Build Your Own Nirvana Tacos
Ingredients
- 8 collard leaves
- 1½ pounds opah or other local, wild fish filet
- 1 bunch pink radishes, grated
- 2 medium carrots, grated
- Grilled veggies: zucchini, yellow squash, peppers, onions
- Pico de Gallo (Salsa Fresca)
- Chopped onion (any color – purple is pretty)

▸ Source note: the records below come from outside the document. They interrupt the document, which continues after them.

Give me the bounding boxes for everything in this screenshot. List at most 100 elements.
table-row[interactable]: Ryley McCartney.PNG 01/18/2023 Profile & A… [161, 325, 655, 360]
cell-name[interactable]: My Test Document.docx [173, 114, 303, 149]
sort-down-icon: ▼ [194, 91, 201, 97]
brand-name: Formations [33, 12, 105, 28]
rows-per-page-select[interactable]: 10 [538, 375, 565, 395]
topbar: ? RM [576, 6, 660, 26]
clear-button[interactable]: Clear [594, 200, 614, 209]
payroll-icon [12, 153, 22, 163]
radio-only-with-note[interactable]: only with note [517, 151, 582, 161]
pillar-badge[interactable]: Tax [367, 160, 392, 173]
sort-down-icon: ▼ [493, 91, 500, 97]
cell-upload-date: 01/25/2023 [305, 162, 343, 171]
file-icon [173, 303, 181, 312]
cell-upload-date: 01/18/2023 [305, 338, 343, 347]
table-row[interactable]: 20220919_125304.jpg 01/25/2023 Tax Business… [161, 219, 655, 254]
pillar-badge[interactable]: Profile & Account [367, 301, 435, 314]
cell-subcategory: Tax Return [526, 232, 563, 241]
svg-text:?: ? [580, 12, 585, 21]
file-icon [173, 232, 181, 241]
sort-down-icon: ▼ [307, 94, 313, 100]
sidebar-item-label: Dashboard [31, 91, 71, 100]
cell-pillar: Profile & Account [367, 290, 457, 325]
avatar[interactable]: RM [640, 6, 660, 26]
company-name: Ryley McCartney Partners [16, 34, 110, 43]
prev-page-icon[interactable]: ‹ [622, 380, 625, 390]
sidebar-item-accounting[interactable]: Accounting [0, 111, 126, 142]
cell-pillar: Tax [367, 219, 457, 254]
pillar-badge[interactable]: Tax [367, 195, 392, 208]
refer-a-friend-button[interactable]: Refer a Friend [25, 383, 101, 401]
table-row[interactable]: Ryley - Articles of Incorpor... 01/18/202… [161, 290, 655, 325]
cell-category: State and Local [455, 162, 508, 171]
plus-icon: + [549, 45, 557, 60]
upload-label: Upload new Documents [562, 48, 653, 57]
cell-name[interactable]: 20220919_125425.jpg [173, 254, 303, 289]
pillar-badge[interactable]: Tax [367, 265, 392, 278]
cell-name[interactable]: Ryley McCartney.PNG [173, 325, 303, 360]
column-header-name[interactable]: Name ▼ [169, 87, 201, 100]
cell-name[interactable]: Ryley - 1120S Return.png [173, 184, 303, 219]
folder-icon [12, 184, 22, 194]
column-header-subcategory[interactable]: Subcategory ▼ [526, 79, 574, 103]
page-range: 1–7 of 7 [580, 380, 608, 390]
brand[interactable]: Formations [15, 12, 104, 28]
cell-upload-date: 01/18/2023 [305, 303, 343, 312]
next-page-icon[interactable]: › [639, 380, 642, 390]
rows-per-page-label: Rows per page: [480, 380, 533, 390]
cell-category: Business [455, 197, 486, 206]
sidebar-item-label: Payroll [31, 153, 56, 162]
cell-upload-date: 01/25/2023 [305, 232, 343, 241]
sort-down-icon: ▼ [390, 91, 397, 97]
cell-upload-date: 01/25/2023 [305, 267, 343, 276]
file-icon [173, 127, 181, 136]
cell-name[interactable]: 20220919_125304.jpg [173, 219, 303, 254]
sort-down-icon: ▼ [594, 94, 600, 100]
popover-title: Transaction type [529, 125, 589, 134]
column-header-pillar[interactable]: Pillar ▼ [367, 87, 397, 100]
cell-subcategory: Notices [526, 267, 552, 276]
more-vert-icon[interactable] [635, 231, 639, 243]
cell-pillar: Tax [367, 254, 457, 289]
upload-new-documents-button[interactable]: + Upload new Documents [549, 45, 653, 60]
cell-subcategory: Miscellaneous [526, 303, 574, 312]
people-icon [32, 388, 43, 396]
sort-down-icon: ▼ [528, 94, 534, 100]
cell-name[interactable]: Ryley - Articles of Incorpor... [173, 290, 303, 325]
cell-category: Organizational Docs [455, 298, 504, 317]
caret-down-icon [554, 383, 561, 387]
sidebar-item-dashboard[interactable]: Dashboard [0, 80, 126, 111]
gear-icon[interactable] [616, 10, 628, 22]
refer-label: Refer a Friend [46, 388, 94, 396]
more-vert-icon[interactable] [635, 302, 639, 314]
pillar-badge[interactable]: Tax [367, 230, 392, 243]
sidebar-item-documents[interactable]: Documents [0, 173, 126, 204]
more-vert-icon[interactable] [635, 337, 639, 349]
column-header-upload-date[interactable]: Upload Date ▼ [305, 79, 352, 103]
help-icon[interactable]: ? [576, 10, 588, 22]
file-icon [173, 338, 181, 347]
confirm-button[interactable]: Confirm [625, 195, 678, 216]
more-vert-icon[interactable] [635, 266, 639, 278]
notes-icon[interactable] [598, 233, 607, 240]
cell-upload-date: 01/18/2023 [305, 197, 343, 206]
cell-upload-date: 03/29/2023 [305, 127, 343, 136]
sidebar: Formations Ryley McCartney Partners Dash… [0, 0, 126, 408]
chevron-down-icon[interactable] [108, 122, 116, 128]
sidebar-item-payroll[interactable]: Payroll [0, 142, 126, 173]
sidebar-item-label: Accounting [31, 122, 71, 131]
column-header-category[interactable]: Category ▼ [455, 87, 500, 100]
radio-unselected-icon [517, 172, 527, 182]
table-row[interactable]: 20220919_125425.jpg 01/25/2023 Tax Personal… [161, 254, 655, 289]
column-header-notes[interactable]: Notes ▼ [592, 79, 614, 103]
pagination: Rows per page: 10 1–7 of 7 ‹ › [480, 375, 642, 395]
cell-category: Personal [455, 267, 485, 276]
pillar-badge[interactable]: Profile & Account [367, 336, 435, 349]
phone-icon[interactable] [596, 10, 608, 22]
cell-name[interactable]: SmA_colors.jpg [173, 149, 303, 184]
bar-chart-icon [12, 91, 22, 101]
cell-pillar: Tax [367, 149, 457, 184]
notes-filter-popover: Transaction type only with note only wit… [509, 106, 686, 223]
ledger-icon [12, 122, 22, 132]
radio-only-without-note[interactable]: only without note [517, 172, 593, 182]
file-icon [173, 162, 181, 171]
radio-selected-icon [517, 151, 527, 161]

- Chopped cilantro (stems included)
- Sliced avocado
- Live fermented sauerkraut. (link to recipe) SHORTCUT: use store bought organic kraut (We love Farmhouse Culture brand smoked jalapeño flavor and Wildbrine smoky kale)
Instructions
- Remove and de-rib the collard stems (this means using a small sharp knife to carefully shave off the bumpy vein that runs down the center of the leaf to yield a nice flat surface that is easy to fill, fold and munch).
- Salt the fish filet, coat it in coconut oil and add a little chopped garlic (optional); grill and squeeze lime juice at the end (Optional: marinate seafood or meat ahead in salt, coconut oil, garlic and lime juice)
- Lay down a prepared collard leaf on a clean surface.
- Fill with fish, grated and/ or cooked veggies, salsa, cilantro, onion, avocado or guacamole and any optional ingredients.
- Fold the collard leaf in half and eat like a taco! Have a napkin handy. Drips are part of the fun!